Kapsamlı meta-analizler de dahil olmak üzere çok sayıda araştırma, ev ödevleri ile akademik başarı arasında “olumlu ve istatistiksel olarak anlamlı” bir korelasyon olduğunu ortaya koyuyor.[4] Ancak bu bulgu, kritik ve genellikle göz ardı edilen bir notla birlikte geliyor. Bunu aşağıda “gelişim aşamaları” bazında analiz edelim.
Veriler “gelişim aşamaları”na göre ayrıştırıldığında netleşmekte: Lise öğrencileri (9-12. sınıflar) için “ev ödevi ve akademik başarı” korelasyonu güçlü ve tutarlı.[4][5][6] Ortaokul öğrencileri (7-8. sınıflar) için ise etkisi orta düzeyde.[4][5] En çarpıcı ve “aksi yöndeki” bulgu ise şu: İlkokul öğrencileri için ödevlerin akademik yararı “zayıf veya yok denecek kadar az”.[2][4][7][8]

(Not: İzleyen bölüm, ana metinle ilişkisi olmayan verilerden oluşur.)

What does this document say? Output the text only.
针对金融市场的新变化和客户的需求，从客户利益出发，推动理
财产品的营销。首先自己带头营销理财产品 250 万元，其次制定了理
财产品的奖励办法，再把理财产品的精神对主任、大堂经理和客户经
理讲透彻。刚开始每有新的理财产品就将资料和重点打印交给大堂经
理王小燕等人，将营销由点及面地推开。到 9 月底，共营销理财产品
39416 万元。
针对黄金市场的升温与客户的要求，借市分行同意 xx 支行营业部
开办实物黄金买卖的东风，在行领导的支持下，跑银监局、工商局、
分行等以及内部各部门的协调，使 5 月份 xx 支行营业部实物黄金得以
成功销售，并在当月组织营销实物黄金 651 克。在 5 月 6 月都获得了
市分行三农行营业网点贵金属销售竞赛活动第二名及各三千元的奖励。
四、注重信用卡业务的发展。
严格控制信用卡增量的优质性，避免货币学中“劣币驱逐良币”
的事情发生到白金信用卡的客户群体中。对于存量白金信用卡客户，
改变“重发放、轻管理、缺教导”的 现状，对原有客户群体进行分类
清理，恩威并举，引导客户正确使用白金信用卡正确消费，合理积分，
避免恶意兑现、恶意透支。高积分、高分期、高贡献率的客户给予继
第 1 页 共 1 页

Bu durum aslında bütün bir tartışmayı yeniden (ve daha sağlıklı bir düzlemde) şekillendiriyor. Yeni düzlemde de sorulacak soru “Ödevler işe yarıyor mu?” değil “Ödevler işe yarıyor, evet ama farklı yaş gruplarında nasıl ele alınmalı?” olmalı.
I. Ödevlerin “Nedeni”: Bilişsel Bilimlerden “Öz Düzenleme”ye
İlkokul öğrencilerinde birincil amaç “akademik başarı” değilse o zaman ne? Bu görüşün savunucuları ilgili yaş grubunda “öz düzenlemeli öğrenme”nin (İng. self-regulated learning; kıs. SRL) geliştirilmesi amacını merkeze oturtmakta: Bu yaklaşıma göre ödevler “klasik bir SRL yöntemi” olarak görülüyor ve öğrencilerin bağımsızlıklarını geliştirmeleri, zaman yönetimi, hedef belirleme ve azmetme gibi temel “yürütücü (İng. executive)” özelliklerini geliştirmeleri için fırsat sunuyor.[9]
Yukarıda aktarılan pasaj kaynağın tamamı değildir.